Recap: The Inaugural Bloomberg American Health Summit
The Bloomberg American Health Summit infuses hope for critical solutions.
With a musical quintet, a dance troupe and a blistering pace of keynotes and panel discussions, the Bloomberg American Health Summit was not your typical academic conference.
Instead, the late November event energized a diverse crowd with insights about and solutions to some of America’s most pernicious health problems. High school and college students spoke with U.S. Senator Chris Murphy about gun violence. Police chiefs explained how public health can inform policing on the opioid epidemic. Former EPA administrator Gina McCarthy framed climate change as a health issue. And Michael R. Bloomberg announced a $50 million program to respond to the opioid crisis.

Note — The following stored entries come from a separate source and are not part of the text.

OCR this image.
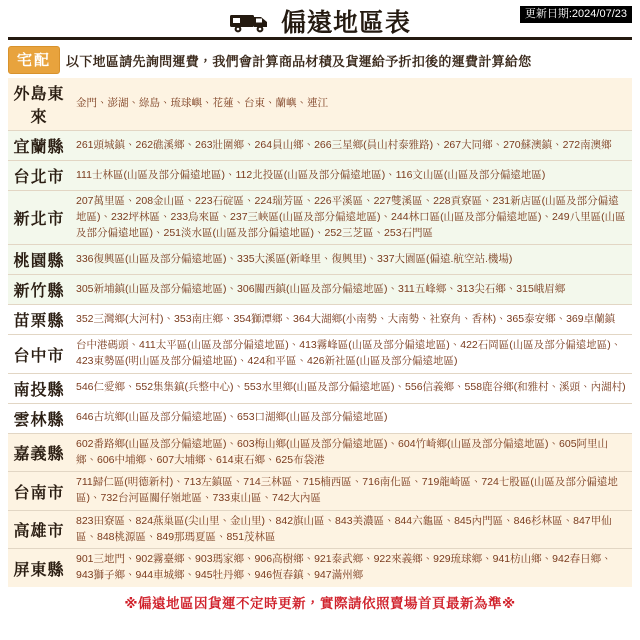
更新日期:2024/07/23
偏遠地區表
宅配	以下地區請先詢問運費，我們會計算商品材積及貨運給予折扣後的運費計算給您
外島東來	金門、澎湖、綠島、琉球嶼、花蓮、台東、蘭嶼、連江
宜蘭縣	261頭城鎮、262礁溪鄉、263壯圍鄉、264員山鄉、266三星鄉(員山村泰雅路)、267大同鄉、270蘇澳鎮、272南澳鄉
台北市	111士林區(山區及部分偏遠地區)、112北投區(山區及部分偏遠地區)、116文山區(山區及部分偏遠地區)
新北市	207萬里區、208金山區、223石碇區、224瑞芳區、226平溪區、227雙溪區、228貢寮區、231新店區(山區及部分偏遠地區)、232坪林區、233烏來區、237三峽區(山區及部分偏遠地區)、244林口區(山區及部分偏遠地區)、249八里區(山區及部分偏遠地區)、251淡水區(山區及部分偏遠地區)、252三芝區、253石門區
桃園縣	336復興區(山區及部分偏遠地區)、335大溪區(新峰里、復興里)、337大園區(偏遠.航空站.機場)
新竹縣	305新埔鎮(山區及部分偏遠地區)、306關西鎮(山區及部分偏遠地區)、311五峰鄉、313尖石鄉、315峨眉鄉
苗栗縣	352三灣鄉(大河村)、353南庄鄉、354獅潭鄉、364大湖鄉(小南勢、大南勢、社寮角、香林)、365泰安鄉、369卓蘭鎮
台中市	台中港碼頭、411太平區(山區及部分偏遠地區)、413霧峰區(山區及部分偏遠地區)、422石岡區(山區及部分偏遠地區)、423東勢區(明山區及部分偏遠地區)、424和平區、426新社區(山區及部分偏遠地區)
南投縣	546仁愛鄉、552集集鎮(兵整中心)、553水里鄉(山區及部分偏遠地區)、556信義鄉、558鹿谷鄉(和雅村、溪頭、內湖村)
雲林縣	646古坑鄉(山區及部分偏遠地區)、653口湖鄉(山區及部分偏遠地區)
嘉義縣	602番路鄉(山區及部分偏遠地區)、603梅山鄉(山區及部分偏遠地區)、604竹崎鄉(山區及部分偏遠地區)、605阿里山鄉、606中埔鄉、607大埔鄉、614東石鄉、625布袋港
台南市	711歸仁區(明德新村)、713左鎮區、714三林區、715楠西區、716南化區、719龍崎區、724七股區(山區及部分偏遠地區)、732台河區關仔嶺地區、733東山區、742大內區
高雄市	823田寮區、824燕巢區(尖山里、金山里)、842旗山區、843美濃區、844六龜區、845內門區、846杉林區、847甲仙區、848桃源區、849那瑪夏區、851茂林區
屏東縣	901三地門、902霧臺鄉、903瑪家鄉、906高樹鄉、921泰武鄉、922來義鄉、929琉球鄉、941枋山鄉、942春日鄉、943獅子鄉、944車城鄉、945牡丹鄉、946恆春鎮、947滿州鄉
※偏遠地區因貨運不定時更新，實際請依照賣場首頁最新為準※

For the Bloomberg American Health Initiative, the summit placed a dazzling coda on its initial phase of planning and projects that followed a 2016 gift of $300 million from Bloomberg Philanthropies.
2019 will be a year of continued growth, says Joshua M. Sharfstein, MD, the Initiative’s director and vice dean for Public Health Practice and Community Engagement. The Initiative will hire as many as 10 new faculty and recruit at least 50 MPH and DrPH students this year.
“We really are just getting started,” Sharfstein says.
Key to the expansion is a growing network of like-minded organizations across the country. They send students to the School who will receive a full scholarship, earn an MPH or DrPH degree and commit to returning to their organizations for at least one year. Each fellow focuses on one of the Initiative’s five areas: addiction and overdose, environmental challenges, obesity and the food system, risks to adolescent health, and violence.
The Initiative published articles on the five focus areas and three cross-cutting areas of equity, evidence and policy in a Public Health Reports supplement, which was released before the summit and is available for free by SAGE Journals.
“The very strong positive response to the supplement and the summit illustrates how eager people are to have discussions about these major problems and meaningful solutions,” Sharfstein says.